You could fix this by wrapping the following code in some condition that checks if the barcode_runs are provided:

if len(barcode_runs) > 0: # <--- 
  # make sure barcode run samples start with <library>-<YYMMDD>-
  sample_prefix = barcode_runs.assign(
      prefix=lambda x: (
          x["library"].astype(str) + "-" + x["date"].dt.strftime("%y%m%d") + "-"
      ),
      has_prefix=lambda x: x.apply(
          lambda r: r["sample"].startswith(r["prefix"]),
          axis=1,
      ),
  ).query("not has_prefix")
  if len(sample_prefix):
      raise ValueError(f"Some barcode run samples lack correct prefix:\n{sample_prefix}")

  # dicts mapping sample to library or date as string
  sample_to_library = barcode_runs.set_index("sample")["library"].to_dict()
  sample_to_date = (
      barcode_runs.assign(date_str=lambda x: x["date"].dt.strftime("%Y-%m-%d"))
      .set_index("sample")["date_str"]
      .to_dict()
  )
  1. This is probably less relevant, but you'll run into an error if you forget to exclude any extra analyses that require the barcode runs downstream.
func_effects_config: data/func_effects_config.yml  # Functional effects of mutations
antibody_escape_config: data/antibody_escape_config.yml  # escape assays (eg, antibodies)
summaries_config: data/summaries_config.yml  # Summaries across assays

Maybe it's worth also wrapping these in some kind of conditional based on the existence of barcode runs?
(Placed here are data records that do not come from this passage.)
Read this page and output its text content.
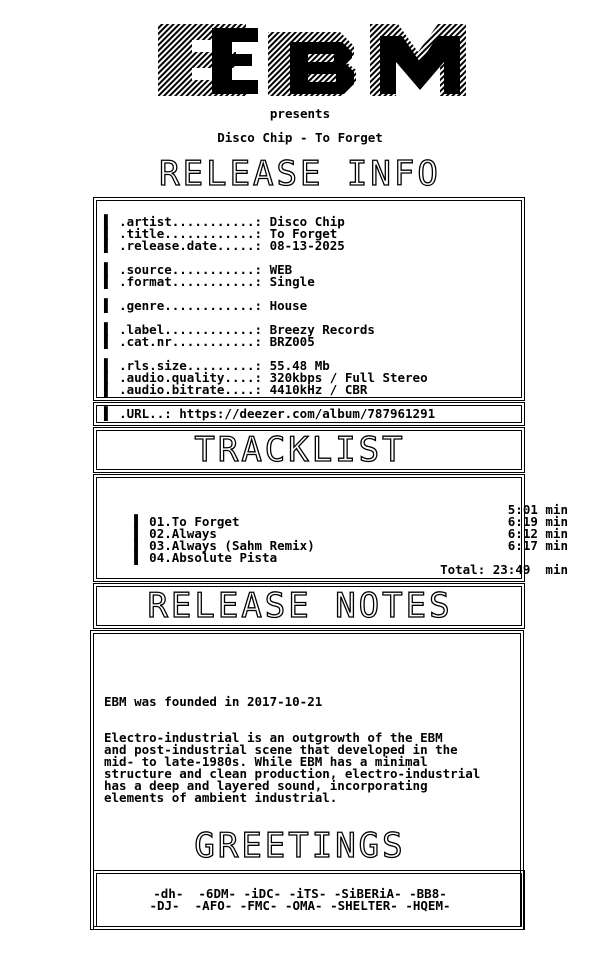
presents
Disco Chip - To Forget
RELEASE INFO

▌ .artist...........: Disco Chip

▌ .title............: To Forget

▌ .release.date.....: 08-13-2025

▌ .source...........: WEB

▌ .format...........: Single

▌ .genre............: House

▌ .label............: Breezy Records

▌ .cat.nr...........: BRZ005

▌ .rls.size.........: 55.48 Mb

▌ .audio.quality....: 320kbps / Full Stereo

▌ .audio.bitrate....: 4410kHz / CBR

▌ .URL..: https://deezer.com/album/787961291
TRACKLIST

▌ 01.To Forget

5:01 min

▌ 02.Always

6:19 min

▌ 03.Always (Sahm Remix)

6:12 min

▌ 04.Absolute Pista

6:17 min

Total: 23:49  min

RELEASE NOTES

EBM was founded in 2017-10-21

Electro-industrial is an outgrowth of the EBM

and post-industrial scene that developed in the

mid- to late-1980s. While EBM has a minimal

structure and clean production, electro-industrial

has a deep and layered sound, incorporating

elements of ambient industrial.

GREETINGS

-dh-  -6DM- -iDC- -iTS- -SiBERiA- -BB8-

-DJ-  -AFO- -FMC- -OMA- -SHELTER- -HQEM-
if len(barcode_runs) > 0: # <--- 
  # include additional rule sets if they have configs defined
  for rule_set in ["func_effects", "antibody_escape", "summaries"]:
      rule_set_config = f"{rule_set}_config"
      if (rule_set_config in config) and (config[rule_set_config] is not None):

          include: f"{rule_set}.smk"

Or, maybe it's better to leave this up to the user just in case you'd have analyses defined here that don't need the barcode runs?

jbloom commented 1 year ago

Sounds good, do you want to submit a pull request on this?